Emilie sat silent, removed and yet with him, connected with him in passion. She looked from this talk of bicycles and escape.
They discussed plans. But in two of them was the one will, that Bachmann should stay with Emilie. Ida Hesse was an outsider.
It was arranged, however, that Ida's lover should put out his bicycle, leave it at the hut where he sometimes watched. Bachmann should fetch it in the night, and ride into France. The hearts of all three beat hot in suspense, driven to thought. They sat in a fire of agitation.
Then Bachmann would get away to America, and Emilie would come and join him. They would be in a fine land then. The tale burned up again.
Emilie and Ida had to go round to Franz Brand's lodging. They departed with slight leave-taking. Bachmann sat in the dark, hearing the bugle for retreat sound out of the night. Then he remembered his post card to his mother. He slipped out after Emilie, gave it her to post. His manner was careless and victorious, hers shining and trustful. He slipped back to shelter.
There he sat on the side of the bed, thinking. Again he went over the events of the afternoon, remembering his own anguish of apprehension because he had known he could not climb the wall without fainting with fear. Still, a flush of shame came alight in him at the memory. But he said to himself: "What does it matter? - I can't help it, well then I can't. If I go up a height, I get absolutely weak, and can't help myself." Again memory came over him, and a gush of shame, like fire. But he sat and endured it. It had to be endured, admitted, and accepted. "I'm not a coward, for all that," he continued. "I'm not afraid of danger. If I'm made that way, that heights melt me and make me let go my water" - it was torture for him to pluck at this truth - "if I'm made like that, I shall have to abide by it, that's all. It isn't all of me." He thought of Emilie, and was satisfied. "What I am, I am; and let it be enough," he thought.
Having accepted his own defect, he sat thinking, waiting for Emilie, to tell her. She came at length, saying that Franz could not arrange about his bicycle this night. It was broken. Bachmann would have to stay over another day.
They were both happy. Emilie, confused before Ida, who was excited and prurient, came again to the young man. She was stiff and dignified with an agony of unusedness.
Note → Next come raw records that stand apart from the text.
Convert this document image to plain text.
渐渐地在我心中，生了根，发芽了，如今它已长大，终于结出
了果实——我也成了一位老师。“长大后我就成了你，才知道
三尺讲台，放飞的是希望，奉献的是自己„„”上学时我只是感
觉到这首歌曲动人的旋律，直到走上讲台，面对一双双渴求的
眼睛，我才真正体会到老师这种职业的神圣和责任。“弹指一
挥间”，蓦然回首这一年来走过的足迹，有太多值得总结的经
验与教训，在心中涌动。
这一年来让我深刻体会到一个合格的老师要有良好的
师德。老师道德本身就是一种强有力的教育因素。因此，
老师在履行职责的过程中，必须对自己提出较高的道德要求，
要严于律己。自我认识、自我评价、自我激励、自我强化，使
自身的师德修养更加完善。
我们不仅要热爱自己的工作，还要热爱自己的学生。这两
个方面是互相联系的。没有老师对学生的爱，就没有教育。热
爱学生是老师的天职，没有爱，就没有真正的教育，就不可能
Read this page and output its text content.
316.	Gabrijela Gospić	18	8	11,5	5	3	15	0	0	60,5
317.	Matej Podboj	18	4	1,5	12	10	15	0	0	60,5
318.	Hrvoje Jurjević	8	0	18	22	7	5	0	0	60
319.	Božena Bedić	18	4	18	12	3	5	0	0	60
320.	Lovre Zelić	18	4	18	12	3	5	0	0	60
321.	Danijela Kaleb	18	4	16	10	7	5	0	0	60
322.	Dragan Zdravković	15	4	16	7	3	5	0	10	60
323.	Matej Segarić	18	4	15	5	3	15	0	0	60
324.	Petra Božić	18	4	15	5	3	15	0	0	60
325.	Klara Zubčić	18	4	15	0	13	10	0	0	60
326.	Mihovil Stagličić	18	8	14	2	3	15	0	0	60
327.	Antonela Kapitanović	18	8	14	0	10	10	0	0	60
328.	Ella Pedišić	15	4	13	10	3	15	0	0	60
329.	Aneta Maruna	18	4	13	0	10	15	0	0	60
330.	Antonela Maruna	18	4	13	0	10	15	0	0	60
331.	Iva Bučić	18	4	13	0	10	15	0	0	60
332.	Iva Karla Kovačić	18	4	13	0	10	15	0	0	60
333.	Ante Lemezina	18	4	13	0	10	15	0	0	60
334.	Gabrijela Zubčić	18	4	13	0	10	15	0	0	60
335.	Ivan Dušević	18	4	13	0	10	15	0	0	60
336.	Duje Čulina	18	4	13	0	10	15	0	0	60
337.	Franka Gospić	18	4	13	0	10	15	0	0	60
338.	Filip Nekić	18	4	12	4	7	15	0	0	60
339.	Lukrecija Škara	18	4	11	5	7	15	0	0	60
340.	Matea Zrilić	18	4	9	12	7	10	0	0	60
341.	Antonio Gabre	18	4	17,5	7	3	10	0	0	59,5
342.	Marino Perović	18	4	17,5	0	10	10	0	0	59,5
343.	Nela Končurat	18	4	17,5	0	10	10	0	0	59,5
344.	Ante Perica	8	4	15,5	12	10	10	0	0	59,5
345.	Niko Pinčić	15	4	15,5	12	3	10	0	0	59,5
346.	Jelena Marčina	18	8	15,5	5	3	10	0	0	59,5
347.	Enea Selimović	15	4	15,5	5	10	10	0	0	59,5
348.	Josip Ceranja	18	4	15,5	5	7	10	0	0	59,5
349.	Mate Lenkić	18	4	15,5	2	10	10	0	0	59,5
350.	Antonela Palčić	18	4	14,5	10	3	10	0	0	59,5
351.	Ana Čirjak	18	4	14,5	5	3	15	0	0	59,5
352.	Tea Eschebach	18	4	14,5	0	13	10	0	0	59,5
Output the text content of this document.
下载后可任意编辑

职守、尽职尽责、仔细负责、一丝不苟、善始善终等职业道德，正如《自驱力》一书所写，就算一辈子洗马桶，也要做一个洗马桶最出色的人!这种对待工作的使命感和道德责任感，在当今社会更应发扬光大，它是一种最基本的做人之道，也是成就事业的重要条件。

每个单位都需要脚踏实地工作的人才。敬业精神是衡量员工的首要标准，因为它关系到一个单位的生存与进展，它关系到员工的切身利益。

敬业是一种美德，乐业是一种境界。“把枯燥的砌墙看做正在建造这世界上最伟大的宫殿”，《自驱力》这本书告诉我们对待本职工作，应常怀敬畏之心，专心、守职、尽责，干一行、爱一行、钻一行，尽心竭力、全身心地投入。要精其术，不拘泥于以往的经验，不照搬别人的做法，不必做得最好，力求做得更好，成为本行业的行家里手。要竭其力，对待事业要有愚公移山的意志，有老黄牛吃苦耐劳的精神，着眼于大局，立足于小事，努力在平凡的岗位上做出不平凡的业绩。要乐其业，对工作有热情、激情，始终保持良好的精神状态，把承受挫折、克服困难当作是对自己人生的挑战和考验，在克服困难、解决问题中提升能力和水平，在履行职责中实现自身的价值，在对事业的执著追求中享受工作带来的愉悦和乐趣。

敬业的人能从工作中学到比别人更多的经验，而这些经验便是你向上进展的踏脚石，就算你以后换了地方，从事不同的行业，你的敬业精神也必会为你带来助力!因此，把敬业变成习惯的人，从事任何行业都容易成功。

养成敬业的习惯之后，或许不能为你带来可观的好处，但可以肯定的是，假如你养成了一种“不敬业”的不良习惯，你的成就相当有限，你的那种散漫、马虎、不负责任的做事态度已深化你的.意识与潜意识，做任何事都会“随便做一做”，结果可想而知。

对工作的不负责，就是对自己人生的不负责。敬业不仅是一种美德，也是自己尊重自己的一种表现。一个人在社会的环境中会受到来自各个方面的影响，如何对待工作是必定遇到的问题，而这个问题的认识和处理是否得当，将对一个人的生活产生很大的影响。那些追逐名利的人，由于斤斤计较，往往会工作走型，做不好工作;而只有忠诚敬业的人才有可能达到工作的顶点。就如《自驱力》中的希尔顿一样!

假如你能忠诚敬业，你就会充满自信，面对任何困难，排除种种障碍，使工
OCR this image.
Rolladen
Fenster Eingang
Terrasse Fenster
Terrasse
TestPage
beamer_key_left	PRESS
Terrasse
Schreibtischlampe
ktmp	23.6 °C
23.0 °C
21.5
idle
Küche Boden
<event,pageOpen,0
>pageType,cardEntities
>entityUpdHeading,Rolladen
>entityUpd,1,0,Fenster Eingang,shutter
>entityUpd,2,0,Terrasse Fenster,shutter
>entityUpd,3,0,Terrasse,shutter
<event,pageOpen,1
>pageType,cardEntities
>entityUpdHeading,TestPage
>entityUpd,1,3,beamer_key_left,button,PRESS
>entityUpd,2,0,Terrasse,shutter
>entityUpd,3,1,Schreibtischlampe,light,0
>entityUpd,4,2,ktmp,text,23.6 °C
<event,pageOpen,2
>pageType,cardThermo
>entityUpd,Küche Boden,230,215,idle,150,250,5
But he took her between his hands, and uncovered her, and enjoyed almost like madness her helpless, virgin body that suffered so strongly, and that took its joy so deeply. While the moisture of torment and modesty was still in her eyes, she clasped him closer, and closer, to the victory and the deep satisfaction of both of them. And they slept together, he in repose still satisfied and peaceful, and she lying close in her static reality.